Actually, it’s where I was lying in the woods this afternoon, after I realized the writing I was doing just was not happening. I had fallen into ‘I must write this article right now’.
When you’re in that space, the have-to-ness blocks your light, keeps you in the dark, and you can’t think straight. So no wonder the writing wasn’t flowing!
Finally recognizing this, I thought I’d go for a walk, but while putting on my boots, the phone rang.
My friend said she’d rung for a chat and told me, “I woke at 6am this morning and read my novel until 9!” “That’s because you’re retired,” I replied. “I’m not retired, I’m semi-retired,” she said, “I still see some clients remember.”
“You’ve not retired from seeing clients, you’ve retired from not having to do anything,” was my reply.
Light bulb moment.
For her – because she hadn’t thought about it like that before, and could see that really was true.
And for me, because I immediately wondered ‘is it possible to be retired right now, rather than waiting until retirement age?’
Here’s my internal dialogue about this, as I walked through the sunlit woods:
‘But I have to earn money, I have no choice about that, I must bring the money in to pay the bills. Hang on a minute, is that really true? What did I just write about in the Radical Income Welcome Toolkit? One of the 3 principles of Radical Income Welcome Thinking is that money can come from anywhere. So do I need to earn it?
’ OK – that question got parked to come back to later.
‘Yes, money can come from anywhere. Last month when there was less coming in from the business, my parents sent us all some cash from the sale of their house. This month, enough has come in already for all my bills. Next month – well, there’s plans afoot for that’. (Here I’m proving to myself that this principle is true).
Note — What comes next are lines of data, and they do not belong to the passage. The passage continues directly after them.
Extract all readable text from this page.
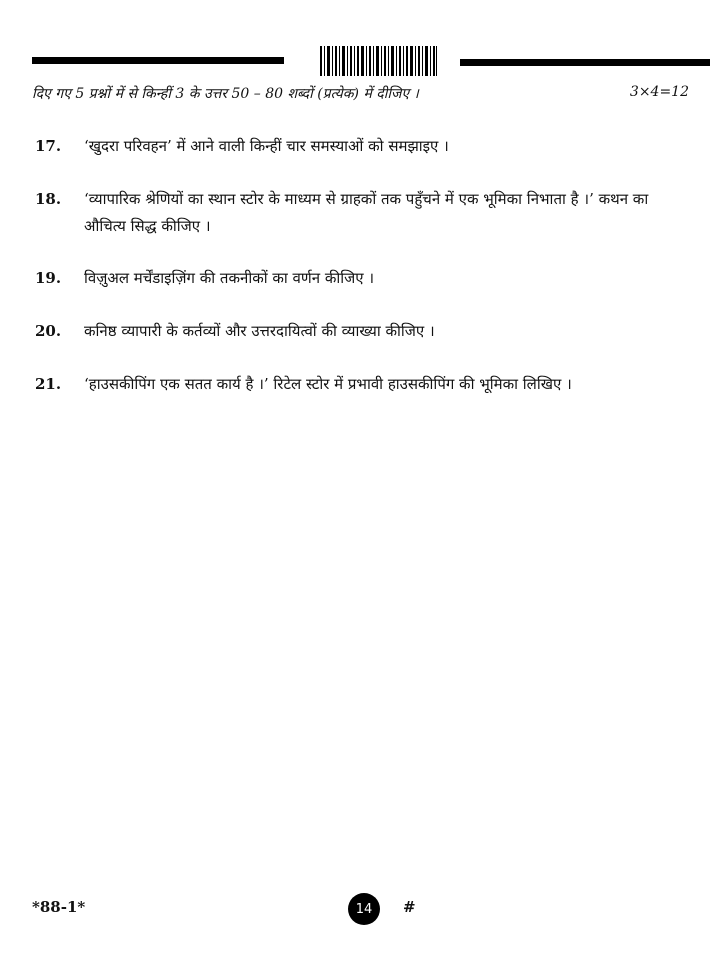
दिए गए 5 प्रश्नों में से किन्हीं 3 के उत्तर 50 – 80 शब्दों (प्रत्येक) में दीजिए ।	3×4=12
17. ‘खुदरा परिवहन’ में आने वाली किन्हीं चार समस्याओं को समझाइए ।
18. ‘व्यापारिक श्रेणियों का स्थान स्टोर के माध्यम से ग्राहकों तक पहुँचने में एक भूमिका निभाता है ।’ कथन का औचित्य सिद्ध कीजिए ।
19. विज़ुअल मर्चेंडाइज़िंग की तकनीकों का वर्णन कीजिए ।
20. कनिष्ठ व्यापारी के कर्तव्यों और उत्तरदायित्वों की व्याख्या कीजिए ।
21. ‘हाउसकीपिंग एक सतत कार्य है ।’ रिटेल स्टोर में प्रभावी हाउसकीपिंग की भूमिका लिखिए ।
*88-1*	14	#
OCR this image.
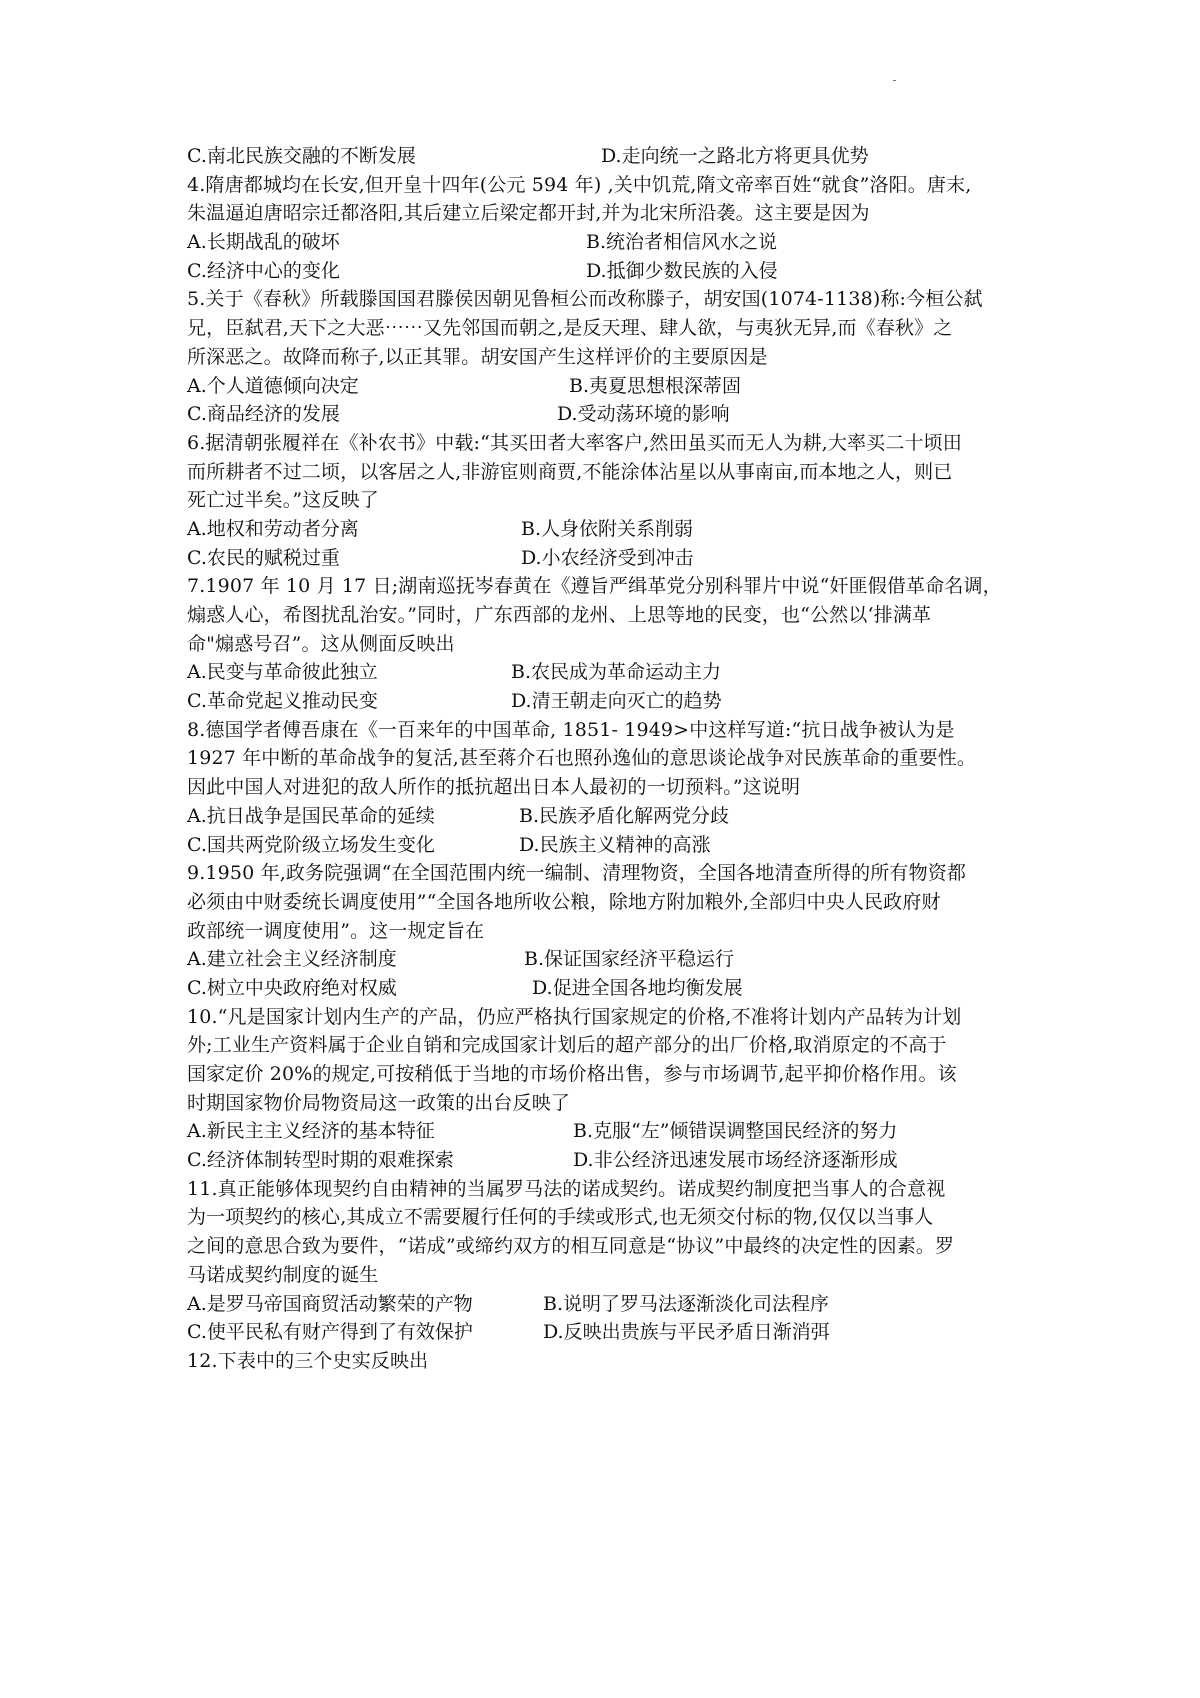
C.南北民族交融的不断发展	D.走向统一之路北方将更具优势
4.隋唐都城均在长安,但开皇十四年(公元 594 年) ,关中饥荒,隋文帝率百姓“就食”洛阳。唐末,
朱温逼迫唐昭宗迁都洛阳,其后建立后梁定都开封,并为北宋所沿袭。这主要是因为
A.长期战乱的破坏	B.统治者相信风水之说
C.经济中心的变化	D.抵御少数民族的入侵
5.关于《春秋》所载滕国国君滕侯因朝见鲁桓公而改称滕子，胡安国(1074-1138)称:今桓公弑
兄，臣弑君,天下之大恶⋯⋯又先邻国而朝之,是反天理、肆人欲，与夷狄无异,而《春秋》之
所深恶之。故降而称子,以正其罪。胡安国产生这样评价的主要原因是
A.个人道德倾向决定	B.夷夏思想根深蒂固
C.商品经济的发展	D.受动荡环境的影响
6.据清朝张履祥在《补农书》中载:“其买田者大率客户,然田虽买而无人为耕,大率买二十顷田
而所耕者不过二顷，以客居之人,非游宦则商贾,不能涂体沾星以从事南亩,而本地之人，则已
死亡过半矣。”这反映了
A.地权和劳动者分离	B.人身依附关系削弱
C.农民的赋税过重	D.小农经济受到冲击
7.1907 年 10 月 17 日;湖南巡抚岑春黄在《遵旨严缉革党分别科罪片中说“奸匪假借革命名调，
煽惑人心，希图扰乱治安。”同时，广东西部的龙州、上思等地的民变，也“公然以‘排满革
命"煽惑号召”。这从侧面反映出
A.民变与革命彼此独立	B.农民成为革命运动主力
C.革命党起义推动民变	D.清王朝走向灭亡的趋势
8.德国学者傅吾康在《一百来年的中国革命, 1851- 1949>中这样写道:“抗日战争被认为是
1927 年中断的革命战争的复活,甚至蒋介石也照孙逸仙的意思谈论战争对民族革命的重要性。
因此中国人对进犯的敌人所作的抵抗超出日本人最初的一切预料。”这说明
A.抗日战争是国民革命的延续	B.民族矛盾化解两党分歧
C.国共两党阶级立场发生变化	D.民族主义精神的高涨
9.1950 年,政务院强调“在全国范围内统一编制、清理物资，全国各地清查所得的所有物资都
必须由中财委统长调度使用”“全国各地所收公粮，除地方附加粮外,全部归中央人民政府财
政部统一调度使用”。这一规定旨在
A.建立社会主义经济制度	B.保证国家经济平稳运行
C.树立中央政府绝对权威	D.促进全国各地均衡发展
10.“凡是国家计划内生产的产品，仍应严格执行国家规定的价格,不准将计划内产品转为计划
外;工业生产资料属于企业自销和完成国家计划后的超产部分的出厂价格,取消原定的不高于
国家定价 20%的规定,可按稍低于当地的市场价格出售，参与市场调节,起平抑价格作用。该
时期国家物价局物资局这一政策的出台反映了
A.新民主主义经济的基本特征	B.克服“左”倾错误调整国民经济的努力
C.经济体制转型时期的艰难探索	D.非公经济迅速发展市场经济逐渐形成
11.真正能够体现契约自由精神的当属罗马法的诺成契约。诺成契约制度把当事人的合意视
为一项契约的核心,其成立不需要履行任何的手续或形式,也无须交付标的物,仅仅以当事人
之间的意思合致为要件，“诺成”或缔约双方的相互同意是“协议”中最终的决定性的因素。罗
马诺成契约制度的诞生
A.是罗马帝国商贸活动繁荣的产物	B.说明了罗马法逐渐淡化司法程序
C.使平民私有财产得到了有效保护	D.反映出贵族与平民矛盾日渐消弭
12.下表中的三个史实反映出
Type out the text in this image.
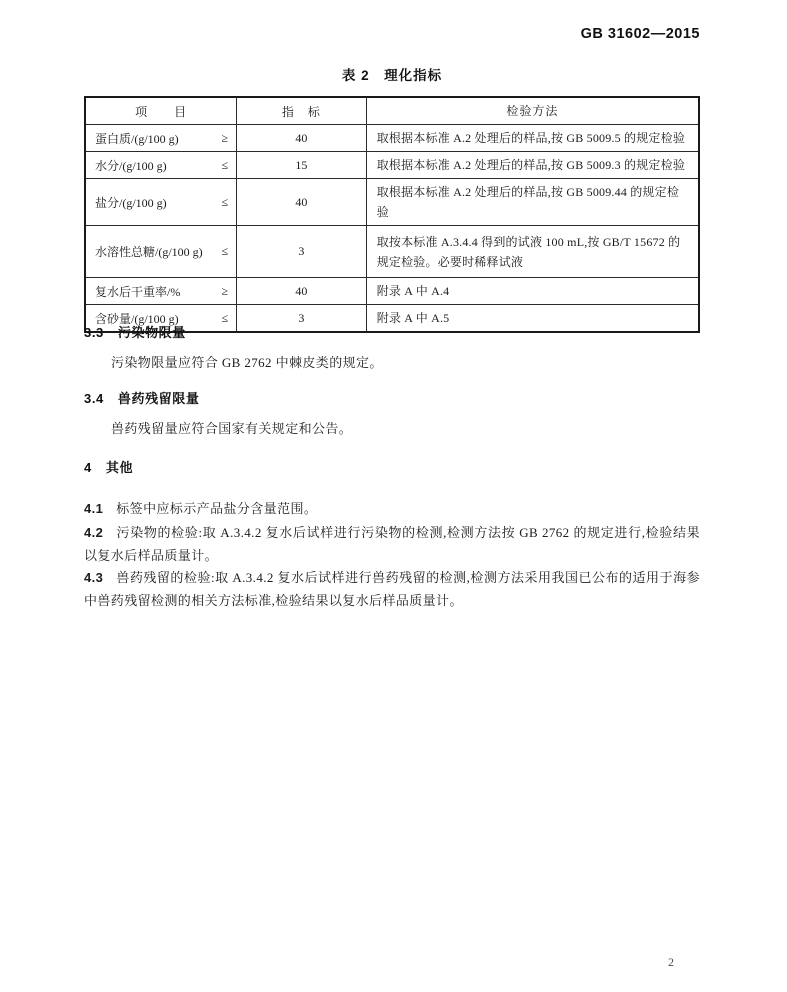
GB 31602—2015
表 2　理化指标
项　　目	指　标	检验方法

蛋白质/(g/100 g) ≥	40	取根据本标准 A.2 处理后的样品,按 GB 5009.5 的规定检验

水分/(g/100 g) ≤	15	取根据本标准 A.2 处理后的样品,按 GB 5009.3 的规定检验

盐分/(g/100 g) ≤	40	取根据本标准 A.2 处理后的样品,按 GB 5009.44 的规定检验

水溶性总糖/(g/100 g) ≤	3	取按本标准 A.3.4.4 得到的试液 100 mL,按 GB/T 15672 的规定检验。必要时稀释试液

复水后干重率/% ≥	40	附录 A 中 A.4

含砂量/(g/100 g) ≤	3	附录 A 中 A.5
3.3 污染物限量

污染物限量应符合 GB 2762 中棘皮类的规定。

3.4 兽药残留限量

兽药残留量应符合国家有关规定和公告。

4 其他

4.1 标签中应标示产品盐分含量范围。

4.2 污染物的检验:取 A.3.4.2 复水后试样进行污染物的检测,检测方法按 GB 2762 的规定进行,检验结果以复水后样品质量计。

4.3 兽药残留的检验:取 A.3.4.2 复水后试样进行兽药残留的检测,检测方法采用我国已公布的适用于海参中兽药残留检测的相关方法标准,检验结果以复水后样品质量计。

2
‘Well, what about the 2nd principle then?’ – You are a spiritual being, having a human experience. Very common idea, not always remembered, let alone acted out of.
I stopped walking. I listened to the sound of the birds; felt the sun on my face; admired the sweet green of the new leaves. Noticed a spot off the path where I could lie down. Being – just being. Being the truth of who is here, in this body. Experiencing through the body’s senses the light and warmth of the sun, the solidity of the earth under my back, the chirps of the birds, the buzzing of a nearby fly, the beauty of the canopy of trees above me.
In the peace of being, the ‘having to’ melted away. It was all in the mind. The need to bring in the money is just that, a need from the mind.
Mind counteracted: ‘Yes, but what about next month, and next year for that matter? And what about all those debts?’
But mind had been seen through, and there was no engaging with these thoughts, which meant they came for a visit, and then passed on, having received no interest.
The lying down in the woods turned into a little 15 minute nap (nothing like being able to do that when you feel like it!) and then on waking, I was up and walking on back to the house.
Came to the computer and here is the article. It could have been any article, because the light had broken through the darkness of the constricting thoughts and being-ness was there, as always.
Moral of the story: You can retire, right now, in this moment, from ‘having to…’.
Next time you notice you’ve fallen into this way of thinking (and especially if it’s about money, which is the most pervasive thing in our society), retreat back from the thoughts.
Read this post again, or sign up for The Radical Income Welcome Toolkit, which will give you opportunities to Be, and also practical actions to take.
Be, instead of doing, and notice how beautiful the doing becomes when you choose to focus on what is here now, in the moment.